Semoga kita sebagai ummatnya dapat senantiasa istiqomah menapaki jalan sunnah-sunnahnya,
sehingga dalam sepanjang kehidupan kita selalu berada pada jalan yang lurus (jalan
dienul haq) yakni ajaran agama Islam, selamat fiddiini waddun-ya ilal-akhiroh
serta mendapatkan syafa’atnya di yaumul qiyamah kelak. Amin Yaa Robbal ‘alamin.
Wahai saudaraku para perindu surga yang
dirahmati Allah swt….
Hari ini kita
sama-sama kembali berada dan menikmati sebuah anugerah Allah yang begitu mahal.

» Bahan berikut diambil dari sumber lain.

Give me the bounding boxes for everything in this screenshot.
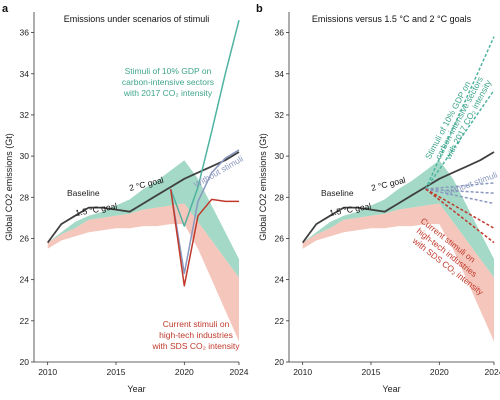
panel-letter: a	[2, 3, 9, 15]
y-tick-label: 20	[20, 357, 30, 367]
x-tick-label: 2020	[430, 367, 449, 377]
series-line-0	[46, 151, 240, 244]
annotation: carbon-intensive sectors	[122, 77, 214, 87]
x-axis-label: Year	[127, 384, 145, 394]
y-tick-label: 34	[275, 69, 285, 79]
y-tick-label: 22	[275, 316, 285, 326]
y-tick-label: 28	[20, 192, 30, 202]
series-line-4	[169, 149, 240, 275]
y-tick-label: 28	[275, 192, 285, 202]
y-tick-label: 36	[275, 28, 285, 38]
panel-letter: b	[256, 3, 263, 15]
series-line-8	[425, 188, 495, 229]
x-tick-label: 2024	[485, 367, 500, 377]
x-axis-label: Year	[382, 384, 400, 394]
y-tick-label: 26	[20, 233, 30, 243]
y-tick-label: 24	[20, 275, 30, 285]
x-tick-label: 2020	[175, 367, 194, 377]
annotation: Current stimuli on	[163, 319, 230, 329]
y-tick-label: 20	[275, 357, 285, 367]
panel-title: Emissions under scenarios of stimuli	[64, 14, 210, 24]
series-line-3	[425, 36, 495, 190]
annotation: high-tech industries	[159, 330, 233, 340]
x-tick-label: 2015	[107, 367, 126, 377]
y-axis-label: Global CO2 emissions (Gt)	[258, 133, 268, 241]
annotation: Stimuli of 10% GDP on	[125, 66, 212, 76]
panel-b: 20 22 24 26 28 30 32 34 36 2010 2015 2020 2024 b Emiss…	[256, 3, 500, 394]
y-tick-label: 36	[20, 28, 30, 38]
annotation: Baseline	[321, 188, 354, 198]
series-line-7	[425, 188, 495, 205]
panel-title: Emissions versus 1.5 °C and 2 °C goals	[312, 14, 472, 24]
y-tick-label: 32	[275, 110, 285, 120]
series-line-6	[425, 188, 495, 194]
x-tick-label: 2010	[38, 367, 57, 377]
series-line-5	[425, 182, 495, 190]
y-tick-label: 24	[275, 275, 285, 285]
series-line-3	[169, 20, 240, 227]
series-line-5	[169, 188, 239, 287]
series-line-4	[425, 89, 495, 190]
x-tick-label: 2010	[293, 367, 312, 377]
y-tick-label: 30	[275, 151, 285, 161]
annotation: with 2017 CO₂ intensity	[123, 88, 213, 98]
x-tick-label: 2015	[362, 367, 381, 377]
series-line-9	[425, 188, 495, 244]
x-tick-label: 2024	[230, 367, 249, 377]
panel-a: 20 22 24 26 28 30 32 34 36 2010 2015 2020 2024 a Emiss…	[2, 3, 249, 394]
band-2-c-goal	[302, 160, 494, 278]
y-axis-label: Global CO2 emissions (Gt)	[4, 133, 14, 241]
annotation: with SDS CO₂ intensity	[152, 341, 241, 351]
y-tick-label: 34	[20, 69, 30, 79]
band-2-c-goal	[47, 160, 240, 278]
y-tick-label: 22	[20, 316, 30, 326]
y-tick-label: 32	[20, 110, 30, 120]
y-tick-label: 26	[275, 233, 285, 243]
y-tick-label: 30	[20, 151, 30, 161]
annotation: Baseline	[67, 188, 100, 198]
series-line-0	[301, 151, 495, 244]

Yaitu bersua kembali dengan Ramadhan; bulan suci nan agung penuh berkah.
Ketika Ramadhan tiba,
Rasulullah SAW selalu mengingatkan para sahabatnya. Anas bin Malik berkata ; “Ramadhan telah tiba, maka Rasulullah saw
bersdabda, Sungguh, bulan ini telah hadir di tengah-tengah kalian, di dalamnya
terdapat satu malam yang keutamaannya lebih baik dari seribu bulan. Siapa
diharamkan mendapatkannya, maka diharamkan segala kebaikan untuknya, dan tidak
diharamkan kebaikannya kecuali orang yang telah diharamkan.” (HR. Ibnu
Majah).
Kita
tentu tidak ingin menjadi orang-orang yang diharamkan dari keutamaan dan
kemuliaan Ramadhan, Karena diharamkan berarti kerugian besar dalam hidup ini.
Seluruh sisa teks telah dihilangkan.